A mature governance model would not ask whether AI was used in a vague disclosure statement. It would ask which parts of the paper were AI-assisted, which claims were affected, how references were generated or retrieved, what verification occurred, and who signed off before submission. Disclosure without operational detail is too weak for this problem.
The citation has to become a controlled object.
The scientific record has survived fraud, error, publication bias, paper mills, replication failures, and predatory publishing. It will survive AI hallucinations too. But survival is not the same as integrity. The question is how much contamination the system absorbs before it adapts.
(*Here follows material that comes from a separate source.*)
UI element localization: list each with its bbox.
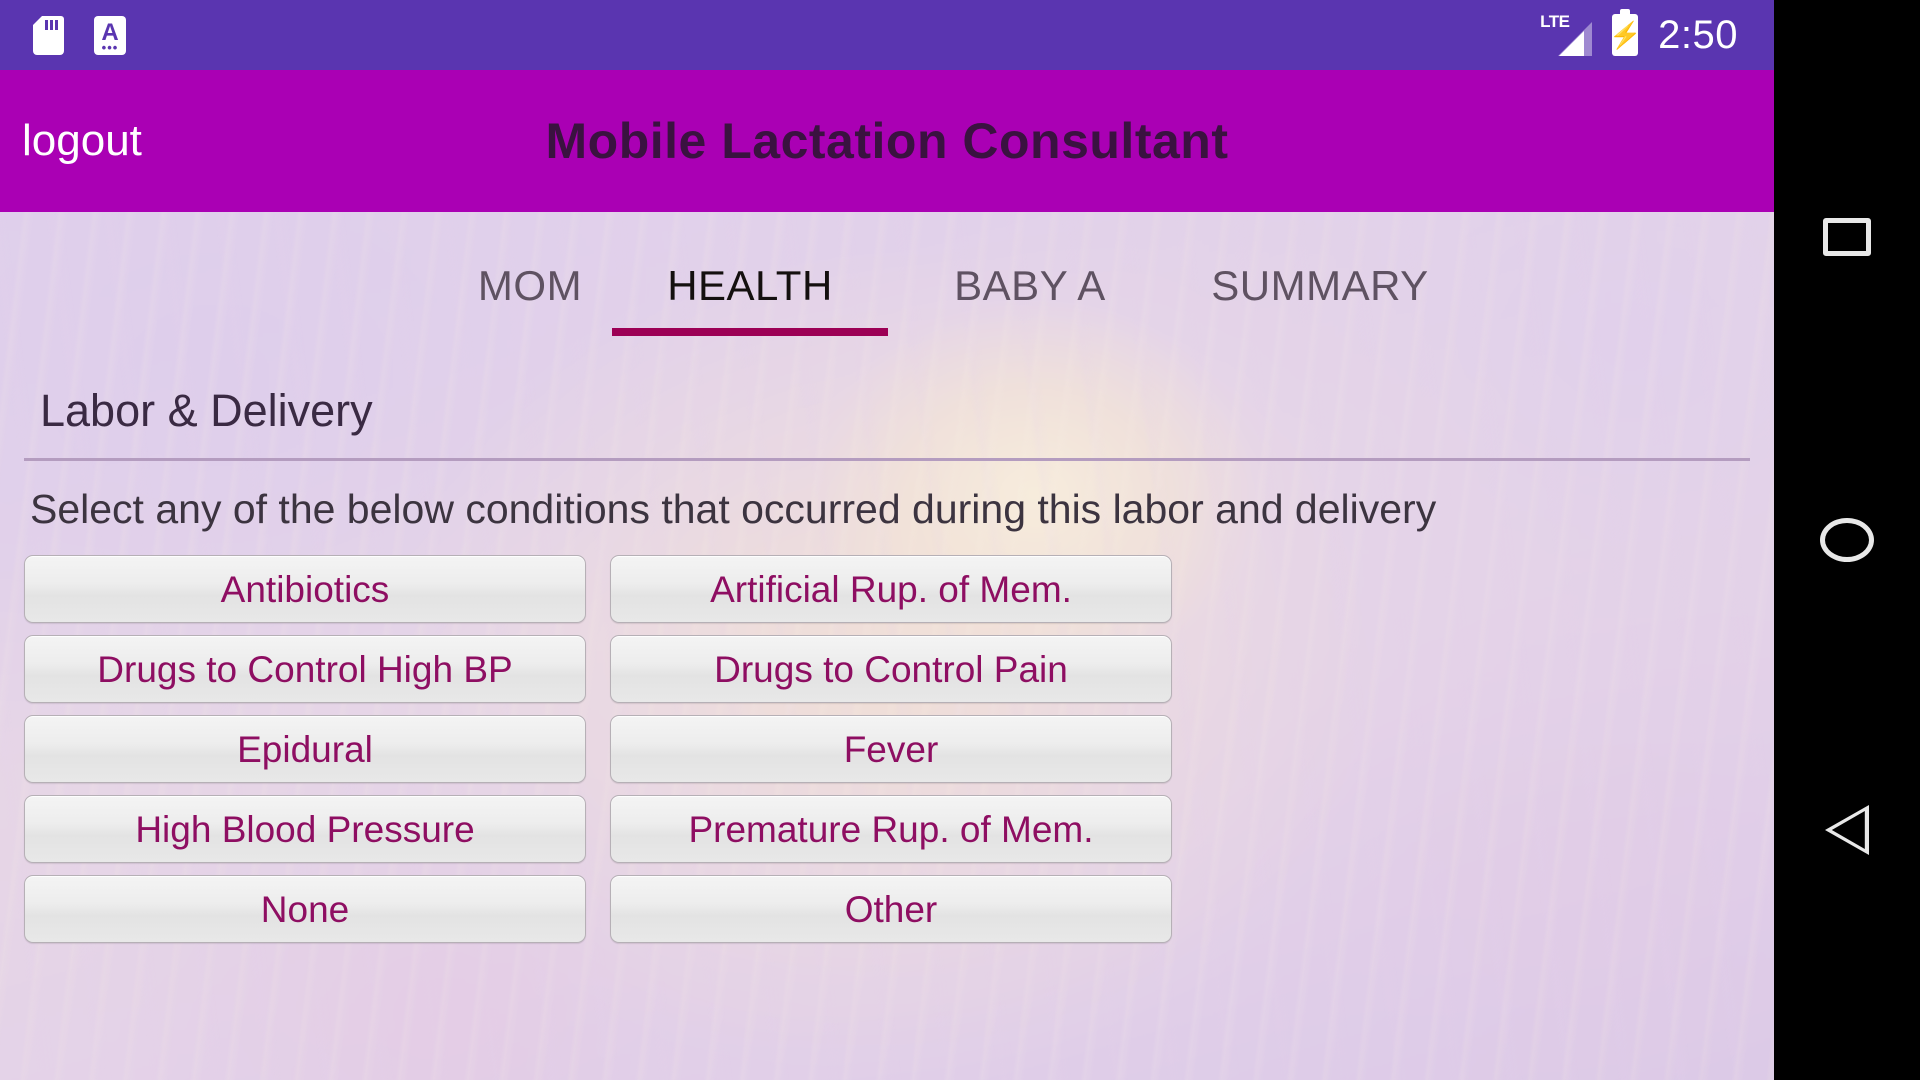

The danger is not that every paper becomes suspect. The danger is that trust becomes more expensive. Researchers will have to check more. Reviewers will have to doubt more. Readers will have to verify more. Databases will have to clean more. Institutions will have to spend more effort distinguishing knowledge from knowledge-shaped residue.
That is a strategic shift. Trust in the record used to be produced partly by the scarcity and friction of publication. It took work to create a paper, submit it, review it, index it, and cite it. AI weakens that friction at the front end while leaving much of the verification burden unchanged. When the cost of producing plausible scholarly material falls, the cost of maintaining credibility rises.
The permanent record was built to remember. It was not built to forget at machine speed.
That is why hallucinated citations matter. They reveal a larger transition from content errors to infrastructure contamination. The chatbot did not merely make something up. The system allowed the invented thing to acquire scholarly form, institutional placement, and downstream persistence.
The next phase of AI governance will not be won by better warnings under text boxes. It will be won by hard controls at the points where synthetic output becomes institutional evidence.
For scientific publishing, that means citation verification before acceptance, repository-level screening, publisher accountability, database cleanup, and clear consequences for unverified AI-assisted sourcing. For everyone else, it means recognizing the same pattern in their own records.
The record is no longer protected by its formality. A fake citation can wear the costume of evidence perfectly well.
The question is whether the institutions that depend on knowledge can still tell the difference before the costume becomes part of the archive.